An icon of 16th century Valencian architecture
Founded as a royal hospital by Jaume I in 1244 and rebuilt centuries later, this is one of the most striking and fascinating monuments in Xàtiva. In addition to its mesmerising beauty, it presents an intriguing blend of late Gothic architecture and the first steps in Renaissance style, and is the building that best exemplifies mid-16th century Valencian architecture. The hospital has tended the health of Xàtiva residents for more than five centuries.
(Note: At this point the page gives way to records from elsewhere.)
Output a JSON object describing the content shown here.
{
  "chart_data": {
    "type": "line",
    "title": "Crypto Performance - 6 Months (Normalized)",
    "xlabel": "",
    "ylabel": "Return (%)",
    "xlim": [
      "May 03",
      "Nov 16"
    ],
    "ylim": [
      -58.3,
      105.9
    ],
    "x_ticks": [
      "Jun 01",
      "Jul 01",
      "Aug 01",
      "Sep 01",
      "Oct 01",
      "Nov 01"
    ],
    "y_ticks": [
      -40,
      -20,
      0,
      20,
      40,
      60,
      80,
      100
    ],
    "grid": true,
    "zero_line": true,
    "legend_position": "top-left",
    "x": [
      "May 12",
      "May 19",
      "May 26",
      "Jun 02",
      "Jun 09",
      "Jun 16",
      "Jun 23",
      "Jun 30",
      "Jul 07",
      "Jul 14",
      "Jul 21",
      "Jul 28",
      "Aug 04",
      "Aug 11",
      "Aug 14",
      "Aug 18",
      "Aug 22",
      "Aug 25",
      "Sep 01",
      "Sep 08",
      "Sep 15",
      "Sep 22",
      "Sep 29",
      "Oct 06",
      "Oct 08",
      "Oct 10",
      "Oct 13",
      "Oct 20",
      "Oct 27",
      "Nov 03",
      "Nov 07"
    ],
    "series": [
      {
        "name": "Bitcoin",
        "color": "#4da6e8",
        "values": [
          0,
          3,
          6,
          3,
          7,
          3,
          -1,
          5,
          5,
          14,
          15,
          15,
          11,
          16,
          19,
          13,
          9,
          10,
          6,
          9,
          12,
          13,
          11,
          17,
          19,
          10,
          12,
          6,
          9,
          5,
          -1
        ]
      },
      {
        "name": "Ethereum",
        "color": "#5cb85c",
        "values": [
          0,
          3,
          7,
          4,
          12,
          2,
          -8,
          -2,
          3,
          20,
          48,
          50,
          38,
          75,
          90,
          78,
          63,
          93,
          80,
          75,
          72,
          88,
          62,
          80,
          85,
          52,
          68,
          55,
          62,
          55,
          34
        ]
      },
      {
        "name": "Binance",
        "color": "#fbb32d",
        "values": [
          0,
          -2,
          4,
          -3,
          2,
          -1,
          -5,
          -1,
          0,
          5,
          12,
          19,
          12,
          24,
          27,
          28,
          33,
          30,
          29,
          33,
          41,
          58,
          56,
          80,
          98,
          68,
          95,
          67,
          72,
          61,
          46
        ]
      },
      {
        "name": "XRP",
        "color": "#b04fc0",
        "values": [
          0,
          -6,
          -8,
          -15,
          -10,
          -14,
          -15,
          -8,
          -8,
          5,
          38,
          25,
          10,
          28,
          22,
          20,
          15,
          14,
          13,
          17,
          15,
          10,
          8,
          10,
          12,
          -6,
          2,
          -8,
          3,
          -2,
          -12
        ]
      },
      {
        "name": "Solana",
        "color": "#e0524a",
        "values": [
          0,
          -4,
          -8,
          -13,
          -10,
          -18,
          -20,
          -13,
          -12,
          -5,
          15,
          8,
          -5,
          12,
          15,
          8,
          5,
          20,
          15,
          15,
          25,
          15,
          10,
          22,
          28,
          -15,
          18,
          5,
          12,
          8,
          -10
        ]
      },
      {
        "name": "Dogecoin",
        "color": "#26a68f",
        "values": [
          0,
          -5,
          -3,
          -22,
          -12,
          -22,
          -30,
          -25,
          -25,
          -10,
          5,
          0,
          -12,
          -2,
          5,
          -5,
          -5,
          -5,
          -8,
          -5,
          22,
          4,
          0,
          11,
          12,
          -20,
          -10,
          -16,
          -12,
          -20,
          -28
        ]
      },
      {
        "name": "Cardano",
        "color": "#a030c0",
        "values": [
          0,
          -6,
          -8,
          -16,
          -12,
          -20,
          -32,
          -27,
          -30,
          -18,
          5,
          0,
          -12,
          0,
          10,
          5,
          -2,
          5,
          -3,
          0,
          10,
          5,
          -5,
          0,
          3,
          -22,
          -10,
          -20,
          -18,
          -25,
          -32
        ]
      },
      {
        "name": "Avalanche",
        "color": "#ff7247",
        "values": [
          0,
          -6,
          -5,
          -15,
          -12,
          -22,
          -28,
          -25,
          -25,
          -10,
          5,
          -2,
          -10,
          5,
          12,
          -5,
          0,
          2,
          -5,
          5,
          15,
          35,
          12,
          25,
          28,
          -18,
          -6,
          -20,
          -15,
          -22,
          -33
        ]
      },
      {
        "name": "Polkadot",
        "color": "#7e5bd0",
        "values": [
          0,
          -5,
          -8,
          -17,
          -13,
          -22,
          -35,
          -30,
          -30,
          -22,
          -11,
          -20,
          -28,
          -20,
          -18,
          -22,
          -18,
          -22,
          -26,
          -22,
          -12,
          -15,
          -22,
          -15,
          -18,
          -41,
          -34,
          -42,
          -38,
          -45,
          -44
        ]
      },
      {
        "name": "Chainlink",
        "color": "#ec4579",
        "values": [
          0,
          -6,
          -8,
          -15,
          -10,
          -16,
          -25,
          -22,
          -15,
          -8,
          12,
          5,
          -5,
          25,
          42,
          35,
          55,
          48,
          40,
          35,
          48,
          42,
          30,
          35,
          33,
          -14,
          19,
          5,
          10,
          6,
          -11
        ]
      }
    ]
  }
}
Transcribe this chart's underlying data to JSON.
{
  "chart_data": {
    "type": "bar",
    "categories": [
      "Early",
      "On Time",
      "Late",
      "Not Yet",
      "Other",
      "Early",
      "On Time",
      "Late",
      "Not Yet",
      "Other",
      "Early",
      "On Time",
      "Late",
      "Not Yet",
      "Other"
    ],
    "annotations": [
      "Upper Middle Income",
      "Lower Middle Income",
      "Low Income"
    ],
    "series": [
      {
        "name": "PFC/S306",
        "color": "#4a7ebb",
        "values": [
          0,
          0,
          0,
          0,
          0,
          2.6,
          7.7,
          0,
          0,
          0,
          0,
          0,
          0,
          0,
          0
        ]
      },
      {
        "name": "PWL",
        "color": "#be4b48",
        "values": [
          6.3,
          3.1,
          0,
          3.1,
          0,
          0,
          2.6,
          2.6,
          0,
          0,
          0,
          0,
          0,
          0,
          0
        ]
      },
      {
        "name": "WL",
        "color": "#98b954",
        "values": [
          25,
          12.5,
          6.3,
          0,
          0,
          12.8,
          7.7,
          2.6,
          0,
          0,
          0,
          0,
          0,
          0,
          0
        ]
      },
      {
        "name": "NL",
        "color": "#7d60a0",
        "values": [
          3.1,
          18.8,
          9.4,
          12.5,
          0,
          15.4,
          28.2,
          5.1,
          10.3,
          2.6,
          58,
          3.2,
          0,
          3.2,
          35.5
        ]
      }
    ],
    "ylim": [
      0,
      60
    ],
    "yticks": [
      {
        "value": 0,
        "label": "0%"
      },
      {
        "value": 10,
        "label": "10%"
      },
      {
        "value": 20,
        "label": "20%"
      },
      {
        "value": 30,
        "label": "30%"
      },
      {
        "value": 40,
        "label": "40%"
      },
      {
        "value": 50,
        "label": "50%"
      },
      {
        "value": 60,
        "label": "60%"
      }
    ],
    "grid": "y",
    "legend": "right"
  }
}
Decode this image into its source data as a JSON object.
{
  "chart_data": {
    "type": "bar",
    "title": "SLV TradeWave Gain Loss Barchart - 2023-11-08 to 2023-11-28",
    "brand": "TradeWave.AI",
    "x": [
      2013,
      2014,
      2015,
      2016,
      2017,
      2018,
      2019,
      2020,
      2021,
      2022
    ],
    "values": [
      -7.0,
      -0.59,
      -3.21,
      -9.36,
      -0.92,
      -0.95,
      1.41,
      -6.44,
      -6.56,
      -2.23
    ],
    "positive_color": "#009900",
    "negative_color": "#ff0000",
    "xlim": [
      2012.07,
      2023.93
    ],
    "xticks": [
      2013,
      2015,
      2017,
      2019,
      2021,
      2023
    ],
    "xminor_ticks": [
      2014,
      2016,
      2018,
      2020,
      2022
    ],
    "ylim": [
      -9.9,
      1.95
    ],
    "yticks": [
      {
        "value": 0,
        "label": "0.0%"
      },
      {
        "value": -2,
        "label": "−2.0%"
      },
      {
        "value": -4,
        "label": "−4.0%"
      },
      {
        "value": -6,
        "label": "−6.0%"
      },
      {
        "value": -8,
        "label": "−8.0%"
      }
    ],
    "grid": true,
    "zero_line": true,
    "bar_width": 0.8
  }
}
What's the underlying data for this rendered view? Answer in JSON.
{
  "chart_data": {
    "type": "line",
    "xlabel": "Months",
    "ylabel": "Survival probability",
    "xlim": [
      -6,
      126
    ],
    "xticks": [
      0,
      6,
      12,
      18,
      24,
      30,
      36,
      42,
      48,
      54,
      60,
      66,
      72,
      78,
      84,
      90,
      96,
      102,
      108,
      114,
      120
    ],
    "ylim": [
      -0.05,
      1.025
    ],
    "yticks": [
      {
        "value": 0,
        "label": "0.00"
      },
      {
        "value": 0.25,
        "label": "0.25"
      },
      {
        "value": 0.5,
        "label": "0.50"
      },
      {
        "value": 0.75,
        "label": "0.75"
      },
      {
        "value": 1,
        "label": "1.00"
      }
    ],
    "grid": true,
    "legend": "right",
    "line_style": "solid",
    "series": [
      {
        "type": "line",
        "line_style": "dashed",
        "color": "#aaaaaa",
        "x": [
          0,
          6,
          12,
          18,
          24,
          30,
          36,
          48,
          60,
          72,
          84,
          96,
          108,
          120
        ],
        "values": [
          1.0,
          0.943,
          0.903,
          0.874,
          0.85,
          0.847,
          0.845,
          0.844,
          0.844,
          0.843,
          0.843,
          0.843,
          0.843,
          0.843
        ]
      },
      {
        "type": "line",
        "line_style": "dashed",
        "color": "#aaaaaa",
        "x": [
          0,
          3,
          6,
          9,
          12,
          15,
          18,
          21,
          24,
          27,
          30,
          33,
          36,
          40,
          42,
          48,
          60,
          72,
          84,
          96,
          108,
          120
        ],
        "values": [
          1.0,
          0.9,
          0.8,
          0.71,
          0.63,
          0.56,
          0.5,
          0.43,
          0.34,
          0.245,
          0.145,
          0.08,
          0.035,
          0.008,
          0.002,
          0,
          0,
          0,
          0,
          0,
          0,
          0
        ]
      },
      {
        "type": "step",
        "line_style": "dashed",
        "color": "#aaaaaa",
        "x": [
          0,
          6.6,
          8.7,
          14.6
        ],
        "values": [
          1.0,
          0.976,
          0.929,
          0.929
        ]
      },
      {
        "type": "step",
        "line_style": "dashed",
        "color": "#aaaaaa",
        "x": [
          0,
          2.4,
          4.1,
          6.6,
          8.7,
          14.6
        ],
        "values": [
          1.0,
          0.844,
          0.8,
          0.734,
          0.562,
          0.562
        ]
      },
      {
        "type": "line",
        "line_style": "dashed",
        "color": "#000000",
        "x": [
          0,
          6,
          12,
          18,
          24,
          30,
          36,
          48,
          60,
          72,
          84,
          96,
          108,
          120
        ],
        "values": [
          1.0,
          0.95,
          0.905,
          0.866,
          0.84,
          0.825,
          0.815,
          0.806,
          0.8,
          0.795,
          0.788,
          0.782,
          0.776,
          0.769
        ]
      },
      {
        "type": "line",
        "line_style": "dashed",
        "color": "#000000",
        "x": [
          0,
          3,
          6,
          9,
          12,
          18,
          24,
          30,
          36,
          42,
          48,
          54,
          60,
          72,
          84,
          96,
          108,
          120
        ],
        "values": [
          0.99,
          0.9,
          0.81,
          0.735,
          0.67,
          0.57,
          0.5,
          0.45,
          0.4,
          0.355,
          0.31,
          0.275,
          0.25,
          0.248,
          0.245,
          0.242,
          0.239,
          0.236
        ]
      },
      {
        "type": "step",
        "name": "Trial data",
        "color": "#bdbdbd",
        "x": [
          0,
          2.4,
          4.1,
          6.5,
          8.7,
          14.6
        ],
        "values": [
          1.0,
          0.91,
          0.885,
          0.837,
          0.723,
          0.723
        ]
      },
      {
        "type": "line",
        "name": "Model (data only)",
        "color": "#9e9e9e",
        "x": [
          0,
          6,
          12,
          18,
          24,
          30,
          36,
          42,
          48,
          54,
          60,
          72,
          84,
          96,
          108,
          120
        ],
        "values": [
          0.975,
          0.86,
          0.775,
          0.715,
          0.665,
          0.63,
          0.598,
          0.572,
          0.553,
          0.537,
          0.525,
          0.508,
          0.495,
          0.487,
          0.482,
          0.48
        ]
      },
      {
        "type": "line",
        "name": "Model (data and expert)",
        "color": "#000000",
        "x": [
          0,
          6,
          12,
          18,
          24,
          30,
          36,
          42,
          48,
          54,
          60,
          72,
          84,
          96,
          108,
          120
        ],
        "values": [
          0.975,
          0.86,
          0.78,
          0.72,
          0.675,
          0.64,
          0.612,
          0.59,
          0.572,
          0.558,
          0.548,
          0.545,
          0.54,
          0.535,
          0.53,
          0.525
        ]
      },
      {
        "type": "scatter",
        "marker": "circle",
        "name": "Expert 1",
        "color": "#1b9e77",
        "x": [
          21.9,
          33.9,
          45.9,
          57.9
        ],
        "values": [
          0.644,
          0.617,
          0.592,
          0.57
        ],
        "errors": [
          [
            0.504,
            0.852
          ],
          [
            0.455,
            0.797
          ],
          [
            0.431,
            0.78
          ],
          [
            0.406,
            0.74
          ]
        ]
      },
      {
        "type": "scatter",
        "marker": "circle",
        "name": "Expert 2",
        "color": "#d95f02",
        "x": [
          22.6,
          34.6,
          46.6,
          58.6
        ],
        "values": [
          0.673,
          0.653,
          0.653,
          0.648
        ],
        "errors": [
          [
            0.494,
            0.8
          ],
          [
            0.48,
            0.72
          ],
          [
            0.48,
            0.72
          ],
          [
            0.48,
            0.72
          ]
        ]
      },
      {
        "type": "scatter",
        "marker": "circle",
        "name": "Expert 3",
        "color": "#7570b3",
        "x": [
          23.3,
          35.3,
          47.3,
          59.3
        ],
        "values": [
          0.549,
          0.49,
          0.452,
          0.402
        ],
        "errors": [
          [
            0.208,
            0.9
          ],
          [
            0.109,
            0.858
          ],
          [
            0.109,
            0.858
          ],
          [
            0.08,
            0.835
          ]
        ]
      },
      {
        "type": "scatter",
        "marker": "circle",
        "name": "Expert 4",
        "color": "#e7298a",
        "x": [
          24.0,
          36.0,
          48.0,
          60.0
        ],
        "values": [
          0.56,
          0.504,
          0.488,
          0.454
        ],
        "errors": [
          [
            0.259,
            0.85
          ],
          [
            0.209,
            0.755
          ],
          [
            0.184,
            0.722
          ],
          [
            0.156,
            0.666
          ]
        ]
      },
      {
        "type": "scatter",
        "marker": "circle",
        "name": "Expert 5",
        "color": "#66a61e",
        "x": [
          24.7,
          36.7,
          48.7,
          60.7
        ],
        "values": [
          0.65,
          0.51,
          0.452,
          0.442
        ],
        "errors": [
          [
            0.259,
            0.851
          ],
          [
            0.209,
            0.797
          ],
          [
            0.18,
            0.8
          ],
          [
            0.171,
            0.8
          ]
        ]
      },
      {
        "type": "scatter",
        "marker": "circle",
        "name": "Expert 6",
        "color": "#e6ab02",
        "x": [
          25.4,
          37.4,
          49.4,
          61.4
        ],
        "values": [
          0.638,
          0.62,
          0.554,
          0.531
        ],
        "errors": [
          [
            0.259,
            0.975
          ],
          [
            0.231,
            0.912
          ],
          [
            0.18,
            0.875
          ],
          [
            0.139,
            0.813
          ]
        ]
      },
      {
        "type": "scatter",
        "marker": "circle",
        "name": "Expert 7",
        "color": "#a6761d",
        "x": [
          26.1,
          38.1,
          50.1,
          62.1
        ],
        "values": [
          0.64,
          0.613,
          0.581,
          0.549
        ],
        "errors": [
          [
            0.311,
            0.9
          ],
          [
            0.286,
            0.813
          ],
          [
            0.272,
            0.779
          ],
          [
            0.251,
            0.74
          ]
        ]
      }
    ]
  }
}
The right-hand door leading into the Gothic chapel has an ogee arch bordered by flamboyant pinnacles. A series of magnificent angel musicians curve above the last archivolt and around the image of the Virgin and Child.
The façade houses some unusual windows with Gothic traces. The whole is crowned with a gallery of small, semi-circular arches very similar to those found in Florentine palaces of the time.
The central door, conceived as a triumphal arch with Doric pilasters, a frieze, a pediment and shell-headed niches, is completely Renaissance in style. Three large windows centred above the doorway open in harmonious symmetry, while a fourth, located on the left-hand side, is slightly more detached from the others, endowing the façade with pleasing visual balance.
The hospital was hard hit by the fire of 1707, especially inside, and was rebuilt in the early 18th century, when its rooms were decorated with tiled panelling from the Royal Factory of Valencia. In 2006, on the occasion of the La Luz de las Imágenes exhibition, the chapel was restored to house the visitor reception centre. This restoration brought to light polychrome details in the figures on its façade.